On Friday, the Postal Service sent a news release regarding job fairs at the Charlottesville Post Office on U.S. 29 from 10 a.m. to 2 p.m. Monday and Thursday. It is looking to hire city carrier assistants, starting at $18.01 an hour, and rural carrier associates starting at $19.06 an hour.
Over the last two weeks, USPS has posted job listings for various types of carrier positions at post offices in Charlottesville, Ruckersville, Crozet, Palmyra and Louisa.
“While the problems assailing USPS are many and complex, I believe that the increased unemployment insurance offered by the state further perpetuates the challenges that USPS faces,” Good said in his letter.
Northam and his staff have said that he does not plan to end a $300 weekly federal unemployment benefit earlier than its September expiration. Earlier this month, the state again began requiring unemployment recipients to show that they are applying for jobs on a weekly basis.
According to the Virginia Employment Commission, the filing week ending June 19 saw 16 initial unemployment insurance claims filed in Albemarle and 40 initial claims filed in Charlottesville. Albemarle had 232 continued claims filed that week, while Charlottesville had 375 continued claims.
Virginia’s U.S. senators, Mark R. Warner and Tim Kaine, both Democrats, signed a joint letter to U.S. Postmaster General Louis DeJoy earlier this year, where they decried the service standard and asked multiple questions about issues. DeJoy, who was appointed in May 2020, has faced criticism over USPS changes made last summer that many blame for widespread mail delay.
Kaine said they have not gotten a satisfactory response.
“I’ve been in the Senate for eight years and track very carefully constituent complaints,” he said. “There’s always some complaints about the post office, but it was at a fairly low level and a fairly predictable level up until the minute that the current postmaster general was installed in this position … From the minute that happened, the number of complaints that we received about the postal operation just started to go up like an elevator, and most of my colleagues say the same thing.”
Kaine said they’re working to create a better Board of Governors of the Postal Service. The board normally consists of up to nine governors appointed by the president with the advice and consent of the Senate, according to the USPS. Three new board members have been appointed this year.
“But we are assembling a better board of the postal office to either discipline or, or frankly, more likely, find a new postmaster general, because the service challenges are just unacceptable,” Kaine said.
DeJoy announced a 10-year plan “to achieve financial sustainability and service excellence” that includes postage price increases, slowing service standards and cutting post office hours.
Warner said his hope is that if there are not improvements in service that this new postal board will make a judgment that a new postmaster general is needed.

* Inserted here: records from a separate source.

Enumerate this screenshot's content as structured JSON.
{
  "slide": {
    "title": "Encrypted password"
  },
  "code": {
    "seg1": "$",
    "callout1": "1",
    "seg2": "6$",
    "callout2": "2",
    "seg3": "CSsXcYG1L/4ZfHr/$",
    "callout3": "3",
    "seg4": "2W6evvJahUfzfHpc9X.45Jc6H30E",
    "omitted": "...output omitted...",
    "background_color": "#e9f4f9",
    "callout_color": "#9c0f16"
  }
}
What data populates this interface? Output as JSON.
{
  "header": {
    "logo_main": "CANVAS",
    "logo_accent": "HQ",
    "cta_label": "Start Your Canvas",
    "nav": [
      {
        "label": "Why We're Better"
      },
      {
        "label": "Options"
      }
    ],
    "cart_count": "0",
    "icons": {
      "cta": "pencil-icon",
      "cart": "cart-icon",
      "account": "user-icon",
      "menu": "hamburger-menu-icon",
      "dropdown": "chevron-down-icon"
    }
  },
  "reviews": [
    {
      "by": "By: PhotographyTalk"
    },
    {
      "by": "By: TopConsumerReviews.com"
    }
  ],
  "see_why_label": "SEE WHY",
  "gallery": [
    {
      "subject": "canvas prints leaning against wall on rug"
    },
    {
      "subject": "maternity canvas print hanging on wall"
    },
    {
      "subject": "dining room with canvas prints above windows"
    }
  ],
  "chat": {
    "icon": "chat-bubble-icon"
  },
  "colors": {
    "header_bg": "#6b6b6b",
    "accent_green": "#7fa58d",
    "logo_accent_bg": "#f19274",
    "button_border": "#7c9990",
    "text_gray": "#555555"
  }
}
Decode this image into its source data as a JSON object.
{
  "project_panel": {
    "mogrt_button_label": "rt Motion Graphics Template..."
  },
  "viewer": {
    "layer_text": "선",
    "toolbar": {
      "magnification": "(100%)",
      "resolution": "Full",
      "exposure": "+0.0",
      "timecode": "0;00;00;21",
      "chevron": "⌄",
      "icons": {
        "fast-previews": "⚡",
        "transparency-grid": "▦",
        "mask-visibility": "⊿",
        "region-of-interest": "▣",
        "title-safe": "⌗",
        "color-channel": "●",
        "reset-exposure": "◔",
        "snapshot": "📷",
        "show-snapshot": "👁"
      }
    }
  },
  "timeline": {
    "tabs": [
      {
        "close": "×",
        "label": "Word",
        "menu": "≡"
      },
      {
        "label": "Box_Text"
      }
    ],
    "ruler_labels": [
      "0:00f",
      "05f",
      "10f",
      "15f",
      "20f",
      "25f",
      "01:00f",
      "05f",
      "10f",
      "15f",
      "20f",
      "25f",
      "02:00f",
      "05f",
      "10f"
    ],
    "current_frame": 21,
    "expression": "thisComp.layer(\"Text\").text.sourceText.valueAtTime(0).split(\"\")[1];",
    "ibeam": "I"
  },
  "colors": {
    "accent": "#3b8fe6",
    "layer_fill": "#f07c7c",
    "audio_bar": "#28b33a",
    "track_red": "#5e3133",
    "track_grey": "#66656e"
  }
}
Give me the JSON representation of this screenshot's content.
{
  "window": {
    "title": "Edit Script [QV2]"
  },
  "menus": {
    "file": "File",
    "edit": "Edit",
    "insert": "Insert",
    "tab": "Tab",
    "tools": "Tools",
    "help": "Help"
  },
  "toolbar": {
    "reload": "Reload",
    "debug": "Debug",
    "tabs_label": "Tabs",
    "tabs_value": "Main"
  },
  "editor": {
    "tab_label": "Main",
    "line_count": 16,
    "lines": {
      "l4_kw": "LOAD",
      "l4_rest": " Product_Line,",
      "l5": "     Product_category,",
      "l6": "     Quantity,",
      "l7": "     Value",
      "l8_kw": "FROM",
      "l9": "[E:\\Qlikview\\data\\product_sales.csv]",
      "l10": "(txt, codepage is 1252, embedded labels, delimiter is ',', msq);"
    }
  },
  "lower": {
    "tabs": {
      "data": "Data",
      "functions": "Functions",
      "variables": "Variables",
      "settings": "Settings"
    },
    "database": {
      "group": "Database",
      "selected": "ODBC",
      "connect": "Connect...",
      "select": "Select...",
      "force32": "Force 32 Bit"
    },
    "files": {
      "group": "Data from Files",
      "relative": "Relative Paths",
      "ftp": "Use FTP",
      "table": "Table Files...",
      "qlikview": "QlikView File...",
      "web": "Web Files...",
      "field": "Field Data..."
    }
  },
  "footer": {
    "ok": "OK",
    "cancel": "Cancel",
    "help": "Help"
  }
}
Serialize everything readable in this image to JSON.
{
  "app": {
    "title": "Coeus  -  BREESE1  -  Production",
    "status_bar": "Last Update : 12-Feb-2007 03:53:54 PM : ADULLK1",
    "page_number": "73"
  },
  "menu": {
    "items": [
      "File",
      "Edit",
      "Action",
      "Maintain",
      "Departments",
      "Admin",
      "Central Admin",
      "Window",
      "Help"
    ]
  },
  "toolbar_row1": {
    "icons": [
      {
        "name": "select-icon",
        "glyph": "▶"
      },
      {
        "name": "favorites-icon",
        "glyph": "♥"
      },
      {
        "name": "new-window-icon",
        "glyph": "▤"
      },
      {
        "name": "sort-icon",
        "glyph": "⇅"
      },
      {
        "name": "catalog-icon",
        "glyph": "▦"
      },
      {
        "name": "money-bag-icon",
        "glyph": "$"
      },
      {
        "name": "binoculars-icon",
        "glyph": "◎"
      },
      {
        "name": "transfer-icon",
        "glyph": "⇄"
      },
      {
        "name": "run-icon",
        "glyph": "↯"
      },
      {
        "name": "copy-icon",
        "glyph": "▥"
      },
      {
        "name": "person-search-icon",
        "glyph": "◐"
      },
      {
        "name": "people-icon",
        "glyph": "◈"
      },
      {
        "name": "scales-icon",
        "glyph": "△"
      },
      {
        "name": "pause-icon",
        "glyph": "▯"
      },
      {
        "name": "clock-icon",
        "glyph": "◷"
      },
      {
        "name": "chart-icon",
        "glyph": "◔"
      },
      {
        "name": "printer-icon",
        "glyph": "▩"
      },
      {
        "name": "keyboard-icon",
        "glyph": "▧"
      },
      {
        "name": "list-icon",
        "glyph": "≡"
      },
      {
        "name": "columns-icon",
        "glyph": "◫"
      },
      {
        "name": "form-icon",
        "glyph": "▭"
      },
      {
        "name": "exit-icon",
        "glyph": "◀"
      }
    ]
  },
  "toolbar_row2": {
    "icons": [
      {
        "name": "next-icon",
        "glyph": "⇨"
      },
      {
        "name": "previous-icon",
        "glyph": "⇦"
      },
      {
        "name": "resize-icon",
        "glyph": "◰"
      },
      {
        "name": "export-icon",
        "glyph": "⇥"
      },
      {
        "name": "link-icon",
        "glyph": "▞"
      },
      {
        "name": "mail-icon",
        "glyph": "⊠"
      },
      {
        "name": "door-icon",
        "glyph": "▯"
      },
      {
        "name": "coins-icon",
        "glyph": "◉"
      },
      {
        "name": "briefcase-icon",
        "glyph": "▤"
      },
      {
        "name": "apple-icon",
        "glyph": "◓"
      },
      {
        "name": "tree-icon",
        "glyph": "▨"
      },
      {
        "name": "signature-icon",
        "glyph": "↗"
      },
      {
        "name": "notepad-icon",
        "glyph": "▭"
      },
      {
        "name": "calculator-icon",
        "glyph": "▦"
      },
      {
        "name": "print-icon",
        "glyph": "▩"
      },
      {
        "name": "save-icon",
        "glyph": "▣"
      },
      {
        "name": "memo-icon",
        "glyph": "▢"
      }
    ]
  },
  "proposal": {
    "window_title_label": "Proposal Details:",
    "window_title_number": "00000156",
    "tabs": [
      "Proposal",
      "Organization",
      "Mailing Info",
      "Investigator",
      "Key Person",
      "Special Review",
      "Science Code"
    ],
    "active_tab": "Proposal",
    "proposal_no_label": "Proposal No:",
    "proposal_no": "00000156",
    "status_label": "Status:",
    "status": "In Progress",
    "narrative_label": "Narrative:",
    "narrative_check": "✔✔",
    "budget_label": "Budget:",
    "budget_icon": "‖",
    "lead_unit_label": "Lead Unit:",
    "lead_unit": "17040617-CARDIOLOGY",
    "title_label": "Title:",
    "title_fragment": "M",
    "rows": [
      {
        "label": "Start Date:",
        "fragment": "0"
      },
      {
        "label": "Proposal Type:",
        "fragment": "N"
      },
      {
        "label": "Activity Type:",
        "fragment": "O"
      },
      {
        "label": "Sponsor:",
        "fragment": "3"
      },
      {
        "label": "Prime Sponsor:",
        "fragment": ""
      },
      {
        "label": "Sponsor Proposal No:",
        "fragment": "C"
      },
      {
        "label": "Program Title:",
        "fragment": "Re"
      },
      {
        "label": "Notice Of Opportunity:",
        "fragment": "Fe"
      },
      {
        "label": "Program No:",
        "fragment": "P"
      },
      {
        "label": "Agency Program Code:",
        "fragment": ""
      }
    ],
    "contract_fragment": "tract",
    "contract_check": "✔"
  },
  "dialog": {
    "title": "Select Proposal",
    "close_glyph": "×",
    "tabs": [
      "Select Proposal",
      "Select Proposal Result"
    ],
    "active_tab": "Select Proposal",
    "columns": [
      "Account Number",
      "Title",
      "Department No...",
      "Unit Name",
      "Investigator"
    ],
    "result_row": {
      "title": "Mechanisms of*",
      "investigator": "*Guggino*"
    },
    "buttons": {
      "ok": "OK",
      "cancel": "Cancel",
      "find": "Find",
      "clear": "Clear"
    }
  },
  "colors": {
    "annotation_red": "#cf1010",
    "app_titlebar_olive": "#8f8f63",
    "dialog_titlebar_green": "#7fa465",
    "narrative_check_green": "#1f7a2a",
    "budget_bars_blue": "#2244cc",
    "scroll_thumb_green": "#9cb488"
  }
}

“The Post Office has got challenges, but these challenges seem to have only been exacerbated by what seems to be, at best, a very erratic business model put forward by Mr. DeJoy, frankly, that has lost a lot of people’s confidence, because it seemed that a lot of his actions, especially last fall, were geared at trying to slow down people’s ability to vote by mail,” he said.
Slow mail delivery, however, preceded the appointment of DeJoy and the onset of the pandemic. When the USPS signed on to deliver packages for Amazon several years ago, regular delivery started to suffer.